Numerical and experimental analyses for performance and emissions assessment of a four-stroke engine powered by oleic acid methyl ester biofuel made from waste frying oil

Recently, several earlier works conducted research works dedicated to replacing fossil-based fuels with environmentally friendly ones. The goal of the research is to construct a multivariate linear regression model for the attributes of a four-cylinder diesel engine fueled by biodiesel. In this context, the goal of the research is to structure a multiple linear regression example for characterizing a four-cylinder engine fueled by biodiesel. In fact, experimental research was conducted on an agricultural tractor equipped with a 4-cylinder direct-injection diesel engine.

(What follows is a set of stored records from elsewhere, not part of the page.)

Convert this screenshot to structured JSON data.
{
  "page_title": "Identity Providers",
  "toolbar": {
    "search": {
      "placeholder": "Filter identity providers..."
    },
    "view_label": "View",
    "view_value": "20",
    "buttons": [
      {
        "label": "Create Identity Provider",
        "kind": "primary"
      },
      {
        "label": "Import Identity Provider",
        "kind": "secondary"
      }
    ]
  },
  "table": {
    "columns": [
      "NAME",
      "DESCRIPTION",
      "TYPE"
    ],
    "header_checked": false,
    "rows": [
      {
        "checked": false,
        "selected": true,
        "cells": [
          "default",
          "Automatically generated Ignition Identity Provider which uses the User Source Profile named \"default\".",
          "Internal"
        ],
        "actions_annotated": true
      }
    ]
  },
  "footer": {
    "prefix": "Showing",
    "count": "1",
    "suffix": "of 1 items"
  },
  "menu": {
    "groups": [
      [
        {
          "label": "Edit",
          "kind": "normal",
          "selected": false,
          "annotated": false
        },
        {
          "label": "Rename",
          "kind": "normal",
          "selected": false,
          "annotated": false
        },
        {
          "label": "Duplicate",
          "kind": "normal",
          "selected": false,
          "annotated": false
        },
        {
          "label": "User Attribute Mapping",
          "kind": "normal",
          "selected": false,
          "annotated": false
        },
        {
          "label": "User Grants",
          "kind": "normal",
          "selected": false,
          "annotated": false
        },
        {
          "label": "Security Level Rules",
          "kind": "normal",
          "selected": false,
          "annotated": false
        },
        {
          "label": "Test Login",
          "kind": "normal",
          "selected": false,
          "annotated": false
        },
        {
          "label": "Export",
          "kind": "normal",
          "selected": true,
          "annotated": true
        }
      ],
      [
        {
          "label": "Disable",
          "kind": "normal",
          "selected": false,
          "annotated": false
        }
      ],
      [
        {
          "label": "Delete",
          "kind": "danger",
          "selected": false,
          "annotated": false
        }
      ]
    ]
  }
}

The biodiesel is made from waste frying oil without blending referred to as the oleic acid methyl ester (OAME) biofuel. The biodiesel was extracted through a chemical transesterification reaction. The four-stroke engine is tested for both pure OAME biofuel and conventional diesel. One-dimensional numerical simulations were conducted. A strong correlation between numerical and experimental data was observed, validating the numerical model. Using the engine model, in-cylinder pressure, heat release rate, in-cylinder temperature, and emissions including Carbon monoxide (CO), nitrogen oxides (NO_x), and Carbon dioxide (CO₂) were recorded across a broad range of engine operating speeds. Additionally, brake-specific fuel consumption (BSFC) and brake power were numerically calculated and compared to experimental data. The results showed that usage of the OAME as a biofuel could be a promising solution that enables similar performances with lower CO emissions compared to petroleum diesel particularly at low engine speeds.